MS (EI): m/e (% relative
intensity) = 430.3(5) [M+],
273.2(100); m/e calcd
for C27H30N2O3: 430.2256.
Ffound: 430.2234.
Pyran 22 [C6-epimer]:
Rf = 0.35 (50% EtOAc
in hexanes). 1H NMR (500 MHz, CDCl3): δ = 0.80
(d, J = 7.0
Hz, 3 H), 1.03 (d, J = 6.0
Hz, 3 H), 1.15 (ddd, J = 3.0,
5.0, 12.0 Hz, 1 H), 1.67 (dd, J = 12.0, 23.0 Hz, 1
H), 2.46 (m, 1 H), 2.81 (s, 3 H), 3.51 (ddd, J = 3.5,
5.0, 10.5 Hz, 1 H), 3.79 (dq, J = 6.5, 8.5
Hz, 1 H), 4.69 (d, J = 8.5
Hz, 1 H), 5.37 (d, J = 9.0
Hz, 1 H), 5.45 (d, J = 3.0
Hz, 1 H), 7.20-8.25 (m, 12 H). 13C
NMR (75 MHz, CDCl3): δ = 167.6, 136.9,
134.9, 133.2, 128.6, 128.5, 128.3, 127.9, 127.8, 127.4, 125.6, 125.3,
125.1, 122.8, 90.9, 80.1, 68.4, 60.7, 55.7, 35.0, 32.2, 29.6, 28.5, 16.0,
14.5 (missing 2 peaks).

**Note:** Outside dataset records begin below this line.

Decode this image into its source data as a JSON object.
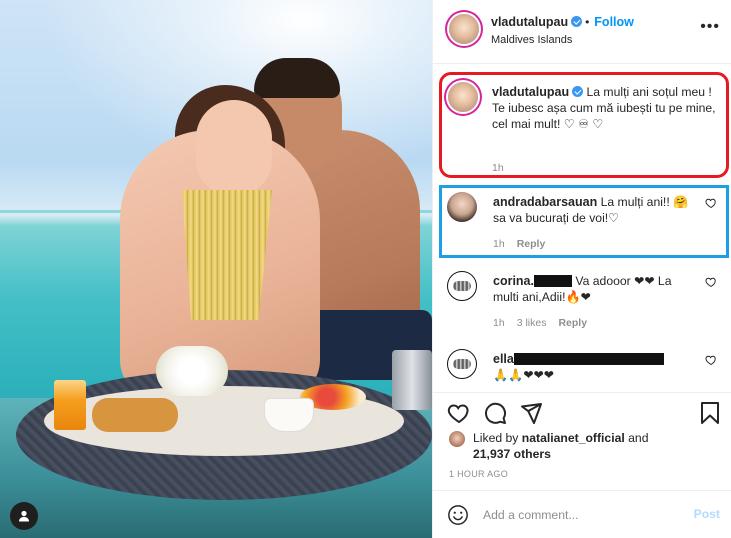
{
  "post": {
    "username": "vladutalupau",
    "follow_label": "Follow",
    "dot": "•",
    "location": "Maldives Islands",
    "more_label": "•••"
  },
  "caption": {
    "username": "vladutalupau",
    "text_line1": "La mulți ani soțul meu !",
    "text_line2": "Te iubesc așa cum mă iubești tu pe mine, cel mai mult! ♡ ♾ ♡",
    "time": "1h"
  },
  "comments": [
    {
      "username": "andradabarsauan",
      "text": "La mulți ani!! 🤗 sa va bucurați de voi!♡",
      "time": "1h",
      "likes": "",
      "reply_label": "Reply"
    },
    {
      "username": "corina.",
      "text": "Va adooor ❤❤ La multi ani,Adii!🔥❤",
      "time": "1h",
      "likes": "3 likes",
      "reply_label": "Reply"
    },
    {
      "username": "ella",
      "text": "🙏🙏❤❤❤"
    }
  ],
  "likes": {
    "liked_by_prefix": "Liked by",
    "liked_by_user": "natalianet_official",
    "and": "and",
    "others": "21,937 others"
  },
  "timeago": "1 HOUR AGO",
  "add_comment": {
    "placeholder": "Add a comment...",
    "post_label": "Post"
  },
  "colors": {
    "accent_blue": "#0095f6",
    "caption_highlight": "#e41b23",
    "comment_highlight": "#1ca0e3",
    "heart_red": "#ed1c3a"
  }
}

MS (EI): m/e (% relative intensity) = 430.3
(5) [M+], 273.2 (100); m/e calcd
for C27H30N2O3: 430.2256.
Found: 430.2232.
When substituents at C5 and C6 are trans in these pyranyl heterocycles, we observed strong NOE (see pyrans 21 and 22) between protons at C2 and C3 presumably because these two protons are not necessarily locked in a diaxial relationship unlike those in 20.